Le Covid long peut-il impacter durablement notre économie ?
Moins de travailleurs actifs, plus de dépenses de santé. La multiplication des cas de Covid long pourrait fragiliser nos économies et systèmes de santé, alerte l’Institut économique Molinari.
Publié le 27-02-2023 à 19h36 - Mis à jour le 27-02-2023 à 19h37
:focal(545x371.5:555x361.5)/cloudfront-eu-central-1.images.arcpublishing.com/ipmgroup/2JA4HPG33BATJDHF2EXCZRNPSE.jpg)
En septembre dernier, l’Organisation mondiale de la santé évaluait à 17 millions le nombre d’Européens souffrant du Covid long. Soit la persistance au-delà de 3 mois de symptômes fluctuants et multisystémiques (respiratoires, cardiaques, neurologiques,…) après une infection au Covid. Ces symptômes peuvent se manifester pendant plus de 18 mois voire plusieurs années étant donné la lenteur du processus de récupération.
Avec quelles conséquences économiques et sociales ? C’est ce qu’a cherché à savoir Cécile Philippe, présidente de l’Institut économique Molinari, organisme de recherche et d’éducation qui promeut l’approche économique dans l’analyse des politiques publiques.
Données préoccupantes
"On a voulu faire un point sur les possibles impacts économiques du Covid long parce que les données préoccupantes s’accumulent et qu’on ne va pas dans la bonne direction, explique l’économiste française. Les contaminations se poursuivent avec la possibilité pour chaque nouveau variant de réinfecter une partie de la population puisque la majorité des gens n’applique plus de mesure de protection".
Parmi les données qui inquiètent l’économiste française, il y a celles collectées par l’épidémiologiste américain Ziyad Al-Aly qui mène une étude sur une vaste cohorte de vétérans. " Al-Aly suggère que le Covid long est plus répandu chez les personnes ayant contracté plusieurs infections que chez celles qui n’ont été malades qu’une seule fois . Pour Laith Abu-Raddad, un autre épidémiologiste, chaque nouvelle infection serait la porte d’entrée au Covid long.
Si leurs craintes devaient se concrétiser, cela pourrait mettre en péril la sécurité sociale et créer des tensions sur les marchés du travail".
Premiers signes
C’est aux États-Unis et au Royaume-Uni, pays ayant un très faible taux de chômage, que l’impact économique du Covid long est le plus visible. Côté américain, David Cutler, professeur d’économie à Harvard, estime le coût de la pandémie à 3 700 milliards de dollars sur 5 ans.

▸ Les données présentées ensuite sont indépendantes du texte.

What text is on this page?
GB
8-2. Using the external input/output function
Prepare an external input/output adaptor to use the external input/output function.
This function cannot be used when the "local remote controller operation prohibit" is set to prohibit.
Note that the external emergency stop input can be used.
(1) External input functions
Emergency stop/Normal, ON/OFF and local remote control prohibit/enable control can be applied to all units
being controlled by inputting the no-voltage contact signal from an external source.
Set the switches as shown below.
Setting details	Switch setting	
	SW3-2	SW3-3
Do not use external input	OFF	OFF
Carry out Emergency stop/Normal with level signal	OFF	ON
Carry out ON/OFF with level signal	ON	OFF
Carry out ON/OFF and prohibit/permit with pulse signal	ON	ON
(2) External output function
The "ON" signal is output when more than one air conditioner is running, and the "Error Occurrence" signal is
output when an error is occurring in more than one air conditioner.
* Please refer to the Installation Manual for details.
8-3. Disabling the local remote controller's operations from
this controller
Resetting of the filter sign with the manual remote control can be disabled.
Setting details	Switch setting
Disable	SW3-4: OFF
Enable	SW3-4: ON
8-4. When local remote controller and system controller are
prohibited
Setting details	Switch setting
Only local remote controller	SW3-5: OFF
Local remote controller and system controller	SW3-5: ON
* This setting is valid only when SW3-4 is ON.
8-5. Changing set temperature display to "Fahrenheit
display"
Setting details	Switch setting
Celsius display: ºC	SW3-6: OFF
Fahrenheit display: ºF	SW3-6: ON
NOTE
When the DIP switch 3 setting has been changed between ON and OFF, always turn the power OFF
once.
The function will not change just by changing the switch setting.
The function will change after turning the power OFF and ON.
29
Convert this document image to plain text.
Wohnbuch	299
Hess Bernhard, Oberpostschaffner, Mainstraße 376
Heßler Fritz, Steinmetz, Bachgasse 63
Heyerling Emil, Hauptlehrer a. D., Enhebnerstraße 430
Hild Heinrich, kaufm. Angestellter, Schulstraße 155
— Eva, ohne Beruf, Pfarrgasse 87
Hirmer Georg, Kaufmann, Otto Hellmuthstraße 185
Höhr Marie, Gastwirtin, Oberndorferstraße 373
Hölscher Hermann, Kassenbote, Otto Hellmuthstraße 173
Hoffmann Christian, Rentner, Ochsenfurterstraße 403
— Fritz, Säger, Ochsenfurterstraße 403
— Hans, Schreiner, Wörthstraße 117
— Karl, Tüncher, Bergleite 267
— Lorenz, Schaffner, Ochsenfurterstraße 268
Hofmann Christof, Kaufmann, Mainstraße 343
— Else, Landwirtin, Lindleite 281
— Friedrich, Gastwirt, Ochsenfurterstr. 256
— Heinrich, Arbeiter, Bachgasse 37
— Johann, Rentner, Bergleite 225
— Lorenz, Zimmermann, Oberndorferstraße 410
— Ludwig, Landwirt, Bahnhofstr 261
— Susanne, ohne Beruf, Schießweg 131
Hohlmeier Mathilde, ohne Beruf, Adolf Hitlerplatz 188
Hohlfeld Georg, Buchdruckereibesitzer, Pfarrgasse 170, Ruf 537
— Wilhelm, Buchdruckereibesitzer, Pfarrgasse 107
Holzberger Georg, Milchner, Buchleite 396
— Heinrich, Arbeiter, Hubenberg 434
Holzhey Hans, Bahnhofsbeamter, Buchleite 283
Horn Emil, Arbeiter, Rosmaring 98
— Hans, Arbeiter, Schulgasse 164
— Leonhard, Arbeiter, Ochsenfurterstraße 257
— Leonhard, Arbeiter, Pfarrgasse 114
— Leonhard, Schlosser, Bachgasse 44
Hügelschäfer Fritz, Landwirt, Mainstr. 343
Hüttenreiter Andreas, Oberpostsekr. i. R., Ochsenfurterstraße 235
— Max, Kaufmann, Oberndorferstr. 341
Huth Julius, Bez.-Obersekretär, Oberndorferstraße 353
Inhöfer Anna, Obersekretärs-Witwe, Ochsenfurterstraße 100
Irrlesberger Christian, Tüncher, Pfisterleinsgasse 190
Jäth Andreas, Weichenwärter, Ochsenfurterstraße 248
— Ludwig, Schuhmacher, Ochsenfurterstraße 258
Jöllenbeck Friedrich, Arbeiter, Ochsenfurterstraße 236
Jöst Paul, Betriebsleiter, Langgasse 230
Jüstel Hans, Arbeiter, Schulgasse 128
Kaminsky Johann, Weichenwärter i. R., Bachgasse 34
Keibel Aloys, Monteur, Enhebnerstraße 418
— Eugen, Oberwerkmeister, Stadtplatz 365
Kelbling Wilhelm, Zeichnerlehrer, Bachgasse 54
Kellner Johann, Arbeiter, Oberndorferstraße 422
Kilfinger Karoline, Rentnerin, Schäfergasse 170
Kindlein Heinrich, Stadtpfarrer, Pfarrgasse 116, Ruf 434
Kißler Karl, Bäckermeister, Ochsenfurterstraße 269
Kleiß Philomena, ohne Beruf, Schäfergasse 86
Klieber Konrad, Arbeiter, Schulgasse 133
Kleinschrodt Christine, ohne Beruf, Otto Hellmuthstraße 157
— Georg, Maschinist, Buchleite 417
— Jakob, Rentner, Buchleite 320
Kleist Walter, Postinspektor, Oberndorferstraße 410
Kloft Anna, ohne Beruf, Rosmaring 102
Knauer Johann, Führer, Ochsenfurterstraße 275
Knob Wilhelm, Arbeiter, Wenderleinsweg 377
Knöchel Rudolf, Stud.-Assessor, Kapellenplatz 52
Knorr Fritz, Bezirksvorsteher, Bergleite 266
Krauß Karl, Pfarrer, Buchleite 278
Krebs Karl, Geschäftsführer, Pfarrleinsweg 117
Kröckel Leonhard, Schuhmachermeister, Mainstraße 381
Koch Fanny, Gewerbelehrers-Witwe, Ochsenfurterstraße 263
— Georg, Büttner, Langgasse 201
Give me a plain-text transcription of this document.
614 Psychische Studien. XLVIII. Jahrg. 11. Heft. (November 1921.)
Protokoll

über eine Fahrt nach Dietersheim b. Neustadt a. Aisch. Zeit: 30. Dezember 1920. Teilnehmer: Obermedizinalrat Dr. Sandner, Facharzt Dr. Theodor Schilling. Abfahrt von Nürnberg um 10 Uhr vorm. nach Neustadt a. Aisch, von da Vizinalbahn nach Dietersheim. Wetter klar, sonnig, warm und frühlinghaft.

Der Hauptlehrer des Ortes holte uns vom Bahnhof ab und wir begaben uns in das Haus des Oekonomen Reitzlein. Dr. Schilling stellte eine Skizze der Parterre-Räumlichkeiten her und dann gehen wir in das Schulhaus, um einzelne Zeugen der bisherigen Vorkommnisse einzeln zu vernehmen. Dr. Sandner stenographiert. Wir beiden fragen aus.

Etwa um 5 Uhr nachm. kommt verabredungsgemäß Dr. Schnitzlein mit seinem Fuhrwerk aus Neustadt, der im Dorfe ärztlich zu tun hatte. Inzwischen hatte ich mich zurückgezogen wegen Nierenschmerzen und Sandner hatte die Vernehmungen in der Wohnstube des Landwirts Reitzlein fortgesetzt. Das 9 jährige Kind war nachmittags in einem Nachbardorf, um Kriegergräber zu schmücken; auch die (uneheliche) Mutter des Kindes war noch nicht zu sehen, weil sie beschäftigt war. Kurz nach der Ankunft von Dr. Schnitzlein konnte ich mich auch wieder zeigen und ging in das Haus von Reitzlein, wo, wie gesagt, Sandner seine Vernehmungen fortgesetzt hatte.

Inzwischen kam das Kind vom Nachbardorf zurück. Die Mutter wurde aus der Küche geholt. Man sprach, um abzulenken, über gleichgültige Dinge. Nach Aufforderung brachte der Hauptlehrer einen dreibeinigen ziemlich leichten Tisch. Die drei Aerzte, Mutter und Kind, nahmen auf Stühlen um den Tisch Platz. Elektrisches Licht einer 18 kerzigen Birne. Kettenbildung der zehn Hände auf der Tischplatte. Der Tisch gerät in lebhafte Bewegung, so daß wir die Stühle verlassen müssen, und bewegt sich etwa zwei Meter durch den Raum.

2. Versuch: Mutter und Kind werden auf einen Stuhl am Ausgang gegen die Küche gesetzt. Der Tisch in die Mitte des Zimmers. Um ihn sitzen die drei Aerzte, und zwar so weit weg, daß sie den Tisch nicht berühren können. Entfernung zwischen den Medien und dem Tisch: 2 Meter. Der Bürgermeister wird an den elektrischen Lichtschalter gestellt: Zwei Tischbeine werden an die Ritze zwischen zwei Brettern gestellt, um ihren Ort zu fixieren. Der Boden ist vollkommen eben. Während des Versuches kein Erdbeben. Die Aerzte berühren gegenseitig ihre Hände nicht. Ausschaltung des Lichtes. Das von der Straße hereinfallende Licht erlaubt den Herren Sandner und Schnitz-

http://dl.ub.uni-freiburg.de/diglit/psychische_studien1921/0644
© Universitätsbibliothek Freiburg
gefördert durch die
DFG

Dans son point économique, l’Institut Molinari cite également Katie Bach (Brookings Institution): "Environ 16 millions d’Américains en âge de travailler souffraient de Covid long en août dernier." Parmi eux, 2 à 4 millions sont sans emploi à cause de cette maladie. Le coût annuel des seules pertes de salaire s’élève à environ 170 milliards de dollars (et pourrait même atteindre 230 milliards de dollars)."
Au Royaume-Uni, le patronat s’inquiète de l’ampleur du phénomène selon une enquête du CIPD (Cartered Institute of Personnel and Development): "26% des employeurs considèrent désormais le Covid long comme une cause principale d’absence pour maladie de longue durée".
En France, les signaux sont plus faibles mais ils existent, note Cécile Philippe qui pointe une hausse significative de l’absentéisme lié au Covid en 2021: 12% des arrêts de travail contre 6% en 2020.
Effet ciseaux négatif
"Il apparaît de plus en plus probable que la pandémie aura des conséquences sanitaires et économiques durables, avance-t-elle. Le Covid pourrait réduire significativement la croissance potentielle tout en augmentant les charges collectives (hausse des dépenses de santé…). Le risque existe que cette pandémie provoque un effet ciseaux négatif pour nos économies et les finances publiques."
Pour l’économiste, il est urgent de prendre des mesures pour prévenir les contaminations en améliorant la qualité de l’air pour soulager à la fois le système économique et le système sanitaire. "Ce n’est que si on pense et agit en amont que l’on ne se retrouvera pas dans le mur".